Posted on Friday 9th November 2018
chain-harrowing-near-Trysull-Newsroom-620x330

Farming in the early 1900s was still labour intensive, as can be seen from this image of a man and horse chain harrowing a field near Trysull in 1915.

Urging women to ‘make’ their men enlist, the rising price of food and teaching children to milk cows to replace farmhands were all concerns in Staffordshire during the Great War.

Life on Staffordshire’s Home Front, as detailed by Staffordshire’s County Council’s Archives Service and personal memorabilia belonging to its Leader Philip Atkins, can be seen to be increasingly concerned with how to cope with the changing demands placed on communities.

With conscription not introduced until February 1916 thousands of men from Staffordshire’s towns and villages volunteered for service, but the haphazard way it was done caused some resentment, as well as practical problems.

The book ‘Staffordshire’s War’ notes that by 1915 farmers were concerned that they were being blamed for shortages of wheat, as well as high prices, and by March 1915 the Staffordshire Chamber of Agriculture was asking central Government for a ruling on who had priority on manpower, the Army or farmers, asking: “… whether the greater necessity was for more men or more food. They could not do two things at once with the same materials.”

By the end of February 1915, 28,400 men had enlisted, but there were considerable local variations in a county that then included Stoke-on-Trent, Wolverhampton and Walsall. In Newcastle-under-Lyme, for instance, it was suggested that nearby rural areas and mining villages were holding back.

In response recruitment parades, complete with marching soldiers, military band and headed by flamboyant recruiter Colonel Blizzard – in peacetime the owner of a Potteries brick-making business – marched through Knutton, Alsagers Bank, Halmerend and Audley.
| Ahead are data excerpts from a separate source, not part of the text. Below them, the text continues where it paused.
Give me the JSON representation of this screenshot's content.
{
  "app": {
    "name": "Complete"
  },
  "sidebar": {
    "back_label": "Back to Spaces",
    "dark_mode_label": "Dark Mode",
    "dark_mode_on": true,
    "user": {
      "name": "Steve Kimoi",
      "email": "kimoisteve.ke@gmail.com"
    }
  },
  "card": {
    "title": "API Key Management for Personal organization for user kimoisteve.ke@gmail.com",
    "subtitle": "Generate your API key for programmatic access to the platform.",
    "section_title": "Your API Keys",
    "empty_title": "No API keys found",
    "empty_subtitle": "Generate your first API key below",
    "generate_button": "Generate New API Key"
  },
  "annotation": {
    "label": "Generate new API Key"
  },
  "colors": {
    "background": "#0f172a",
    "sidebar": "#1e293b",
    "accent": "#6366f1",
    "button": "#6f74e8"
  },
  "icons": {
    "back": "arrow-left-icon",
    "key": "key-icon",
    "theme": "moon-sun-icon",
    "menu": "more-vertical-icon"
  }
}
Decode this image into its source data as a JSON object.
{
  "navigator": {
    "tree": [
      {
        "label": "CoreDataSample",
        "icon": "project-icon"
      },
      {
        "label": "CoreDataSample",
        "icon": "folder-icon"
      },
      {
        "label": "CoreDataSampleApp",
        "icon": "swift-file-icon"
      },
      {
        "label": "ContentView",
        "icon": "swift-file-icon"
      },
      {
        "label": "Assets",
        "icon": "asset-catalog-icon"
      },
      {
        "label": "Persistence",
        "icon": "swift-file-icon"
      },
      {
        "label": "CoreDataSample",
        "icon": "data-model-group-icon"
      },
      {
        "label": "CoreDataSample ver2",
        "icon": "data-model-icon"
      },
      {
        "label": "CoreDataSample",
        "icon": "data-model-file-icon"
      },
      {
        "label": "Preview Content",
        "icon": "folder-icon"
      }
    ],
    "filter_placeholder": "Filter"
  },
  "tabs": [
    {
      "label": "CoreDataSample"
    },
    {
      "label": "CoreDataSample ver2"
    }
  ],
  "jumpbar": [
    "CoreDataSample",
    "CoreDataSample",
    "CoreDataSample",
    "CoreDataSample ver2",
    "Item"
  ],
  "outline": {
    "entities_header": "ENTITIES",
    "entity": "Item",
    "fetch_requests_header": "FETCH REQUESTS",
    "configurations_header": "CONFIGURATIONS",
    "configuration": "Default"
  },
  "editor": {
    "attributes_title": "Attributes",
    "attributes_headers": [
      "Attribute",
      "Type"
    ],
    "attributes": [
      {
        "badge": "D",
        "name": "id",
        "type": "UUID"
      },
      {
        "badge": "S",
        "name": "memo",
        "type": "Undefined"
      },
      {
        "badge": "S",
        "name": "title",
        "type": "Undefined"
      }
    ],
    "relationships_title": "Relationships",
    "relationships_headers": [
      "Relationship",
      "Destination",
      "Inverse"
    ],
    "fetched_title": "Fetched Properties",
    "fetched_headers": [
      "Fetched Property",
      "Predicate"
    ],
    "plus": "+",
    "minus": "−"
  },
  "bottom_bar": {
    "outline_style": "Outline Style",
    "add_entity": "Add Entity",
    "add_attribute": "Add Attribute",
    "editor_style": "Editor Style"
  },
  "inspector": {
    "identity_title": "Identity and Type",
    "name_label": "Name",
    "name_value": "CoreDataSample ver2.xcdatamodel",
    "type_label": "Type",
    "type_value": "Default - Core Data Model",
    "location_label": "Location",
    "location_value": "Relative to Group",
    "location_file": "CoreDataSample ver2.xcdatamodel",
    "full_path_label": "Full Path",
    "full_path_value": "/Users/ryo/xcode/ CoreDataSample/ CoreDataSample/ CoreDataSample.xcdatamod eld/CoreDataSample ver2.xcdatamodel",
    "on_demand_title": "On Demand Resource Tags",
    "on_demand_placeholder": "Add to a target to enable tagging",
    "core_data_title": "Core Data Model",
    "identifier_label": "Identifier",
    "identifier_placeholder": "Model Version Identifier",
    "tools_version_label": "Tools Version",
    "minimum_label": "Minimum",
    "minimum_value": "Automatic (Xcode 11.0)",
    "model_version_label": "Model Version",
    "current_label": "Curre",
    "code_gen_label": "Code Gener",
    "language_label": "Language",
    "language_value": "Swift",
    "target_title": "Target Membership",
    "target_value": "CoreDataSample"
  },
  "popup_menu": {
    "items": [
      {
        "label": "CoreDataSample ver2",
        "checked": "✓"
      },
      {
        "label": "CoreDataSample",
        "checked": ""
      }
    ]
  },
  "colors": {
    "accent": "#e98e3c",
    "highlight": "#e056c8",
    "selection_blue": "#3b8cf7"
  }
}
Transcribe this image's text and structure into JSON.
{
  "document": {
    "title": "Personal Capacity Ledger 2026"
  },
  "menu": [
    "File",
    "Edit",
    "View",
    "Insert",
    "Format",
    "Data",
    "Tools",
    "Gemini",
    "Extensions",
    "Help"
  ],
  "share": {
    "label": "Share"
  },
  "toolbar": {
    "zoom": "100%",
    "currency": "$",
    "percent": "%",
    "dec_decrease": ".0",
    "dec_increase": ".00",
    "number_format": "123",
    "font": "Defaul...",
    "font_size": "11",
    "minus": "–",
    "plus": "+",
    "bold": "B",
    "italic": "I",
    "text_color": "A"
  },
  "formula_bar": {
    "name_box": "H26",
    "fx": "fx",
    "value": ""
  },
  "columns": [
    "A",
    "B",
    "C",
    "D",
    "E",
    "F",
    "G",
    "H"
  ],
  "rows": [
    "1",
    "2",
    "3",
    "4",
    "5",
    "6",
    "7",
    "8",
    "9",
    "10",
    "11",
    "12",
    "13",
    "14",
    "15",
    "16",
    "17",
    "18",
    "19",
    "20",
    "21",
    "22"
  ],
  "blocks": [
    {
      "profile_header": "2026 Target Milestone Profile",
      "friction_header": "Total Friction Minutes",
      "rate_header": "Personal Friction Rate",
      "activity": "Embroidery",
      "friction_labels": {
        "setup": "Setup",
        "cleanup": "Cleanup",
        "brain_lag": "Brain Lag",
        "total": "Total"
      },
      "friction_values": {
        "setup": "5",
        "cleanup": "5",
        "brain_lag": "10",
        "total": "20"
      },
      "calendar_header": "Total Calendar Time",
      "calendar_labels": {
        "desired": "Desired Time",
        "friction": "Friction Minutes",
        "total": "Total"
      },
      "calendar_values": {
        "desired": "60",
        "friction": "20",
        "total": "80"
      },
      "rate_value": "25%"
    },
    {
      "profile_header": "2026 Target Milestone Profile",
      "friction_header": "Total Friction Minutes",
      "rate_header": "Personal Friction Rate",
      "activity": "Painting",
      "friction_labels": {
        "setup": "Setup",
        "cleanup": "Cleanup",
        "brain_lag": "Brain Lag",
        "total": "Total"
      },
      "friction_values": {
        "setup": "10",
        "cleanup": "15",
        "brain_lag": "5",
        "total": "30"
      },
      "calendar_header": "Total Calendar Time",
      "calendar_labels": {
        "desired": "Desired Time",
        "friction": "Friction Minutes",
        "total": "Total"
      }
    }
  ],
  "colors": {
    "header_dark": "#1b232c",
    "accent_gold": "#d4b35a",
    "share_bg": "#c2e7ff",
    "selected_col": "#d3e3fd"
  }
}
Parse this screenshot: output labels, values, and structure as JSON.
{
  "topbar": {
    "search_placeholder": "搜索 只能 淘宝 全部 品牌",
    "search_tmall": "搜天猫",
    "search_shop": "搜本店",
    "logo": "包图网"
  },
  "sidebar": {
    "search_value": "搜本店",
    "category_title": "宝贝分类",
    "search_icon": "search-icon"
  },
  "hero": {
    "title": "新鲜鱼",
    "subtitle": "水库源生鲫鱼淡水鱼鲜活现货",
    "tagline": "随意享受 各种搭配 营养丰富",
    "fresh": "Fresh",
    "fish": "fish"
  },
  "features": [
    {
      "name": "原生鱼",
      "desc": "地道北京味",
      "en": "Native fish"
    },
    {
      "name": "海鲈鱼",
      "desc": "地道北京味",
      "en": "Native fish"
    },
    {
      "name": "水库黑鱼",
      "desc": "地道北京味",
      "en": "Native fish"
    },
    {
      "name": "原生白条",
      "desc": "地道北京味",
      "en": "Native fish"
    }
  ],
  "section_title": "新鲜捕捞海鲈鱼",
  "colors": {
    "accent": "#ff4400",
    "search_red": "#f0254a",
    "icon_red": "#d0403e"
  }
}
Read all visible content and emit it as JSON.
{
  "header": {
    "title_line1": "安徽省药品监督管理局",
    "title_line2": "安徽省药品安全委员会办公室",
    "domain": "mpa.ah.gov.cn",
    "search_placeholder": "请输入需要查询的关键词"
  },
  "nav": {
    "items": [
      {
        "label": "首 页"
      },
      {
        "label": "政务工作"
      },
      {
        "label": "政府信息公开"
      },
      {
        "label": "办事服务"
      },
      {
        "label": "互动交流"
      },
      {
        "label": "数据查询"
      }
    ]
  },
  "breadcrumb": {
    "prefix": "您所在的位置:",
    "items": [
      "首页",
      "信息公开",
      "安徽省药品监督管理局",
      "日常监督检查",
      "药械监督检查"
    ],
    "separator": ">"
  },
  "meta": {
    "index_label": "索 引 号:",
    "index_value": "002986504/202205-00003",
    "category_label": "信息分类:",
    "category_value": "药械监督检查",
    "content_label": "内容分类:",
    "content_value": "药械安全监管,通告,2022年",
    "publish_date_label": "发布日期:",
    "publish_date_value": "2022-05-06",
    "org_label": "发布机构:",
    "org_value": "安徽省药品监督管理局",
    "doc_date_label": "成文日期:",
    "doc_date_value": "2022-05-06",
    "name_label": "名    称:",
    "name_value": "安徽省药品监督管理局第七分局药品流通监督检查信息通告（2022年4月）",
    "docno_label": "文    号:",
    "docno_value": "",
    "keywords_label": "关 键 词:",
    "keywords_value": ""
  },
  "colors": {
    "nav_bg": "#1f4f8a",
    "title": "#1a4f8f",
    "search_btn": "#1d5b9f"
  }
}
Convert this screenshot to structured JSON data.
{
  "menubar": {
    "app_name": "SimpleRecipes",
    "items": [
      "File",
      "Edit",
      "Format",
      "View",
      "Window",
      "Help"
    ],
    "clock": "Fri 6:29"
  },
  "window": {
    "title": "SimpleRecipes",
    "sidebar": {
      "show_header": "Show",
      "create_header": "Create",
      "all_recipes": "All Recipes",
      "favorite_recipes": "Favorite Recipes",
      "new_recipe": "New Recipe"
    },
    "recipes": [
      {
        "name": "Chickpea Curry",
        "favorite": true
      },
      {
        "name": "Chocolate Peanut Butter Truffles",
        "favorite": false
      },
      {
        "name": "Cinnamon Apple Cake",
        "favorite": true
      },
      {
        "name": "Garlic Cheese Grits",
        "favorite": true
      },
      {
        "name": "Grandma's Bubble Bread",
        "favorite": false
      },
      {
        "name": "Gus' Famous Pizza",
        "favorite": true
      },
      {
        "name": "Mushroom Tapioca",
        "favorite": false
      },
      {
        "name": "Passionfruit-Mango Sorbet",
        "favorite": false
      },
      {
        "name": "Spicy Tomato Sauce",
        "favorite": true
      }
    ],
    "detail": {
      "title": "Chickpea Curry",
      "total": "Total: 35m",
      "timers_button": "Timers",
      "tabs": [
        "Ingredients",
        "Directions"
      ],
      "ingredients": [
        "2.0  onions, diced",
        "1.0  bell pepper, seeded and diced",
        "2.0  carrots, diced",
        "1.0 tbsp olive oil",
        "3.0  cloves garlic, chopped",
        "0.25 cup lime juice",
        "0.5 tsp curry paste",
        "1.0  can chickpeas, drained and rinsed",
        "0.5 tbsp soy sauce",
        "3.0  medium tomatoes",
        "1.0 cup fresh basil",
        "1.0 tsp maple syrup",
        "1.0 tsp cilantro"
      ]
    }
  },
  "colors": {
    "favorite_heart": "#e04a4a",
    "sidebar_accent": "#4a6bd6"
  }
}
Speaking at a similar recruitment event in Eccleshall, the then Lord Stafford said he hoped that ‘the women would do their best to make their men-folk go, and tell them what their duty was’.

Philip Atkins, Leader of Staffordshire County Council, said:

“What is fascinating is that until conscription in 1916 there was no Government intervention in the balance of recruitment, so counties like Staffordshire, where thousands signed up, suddenly had to adapt to manpower shortages.”

Minutes from the Rocester branch of the War Agriculture Committee, a collection of local farmers who met in the Red Lion Hotel, shows a preoccupation with those shortages. Philip Atkins added:

“On January 2 1916, a few days before conscription began, it was agreed to compile a list of women and children who could be taught to milk cows.

“A later entry notes the children were making good progress, but I think they were unsuccessful in finding women to take on the farmwork as they had already been snapped up.

“An entry for March 31 the same year says that ‘surplus female labor [sic] is employed in the cotton mill’ but adds that half a dozen ladies were willing to help in the harvest ‘at such times they to spare from their household duties’.”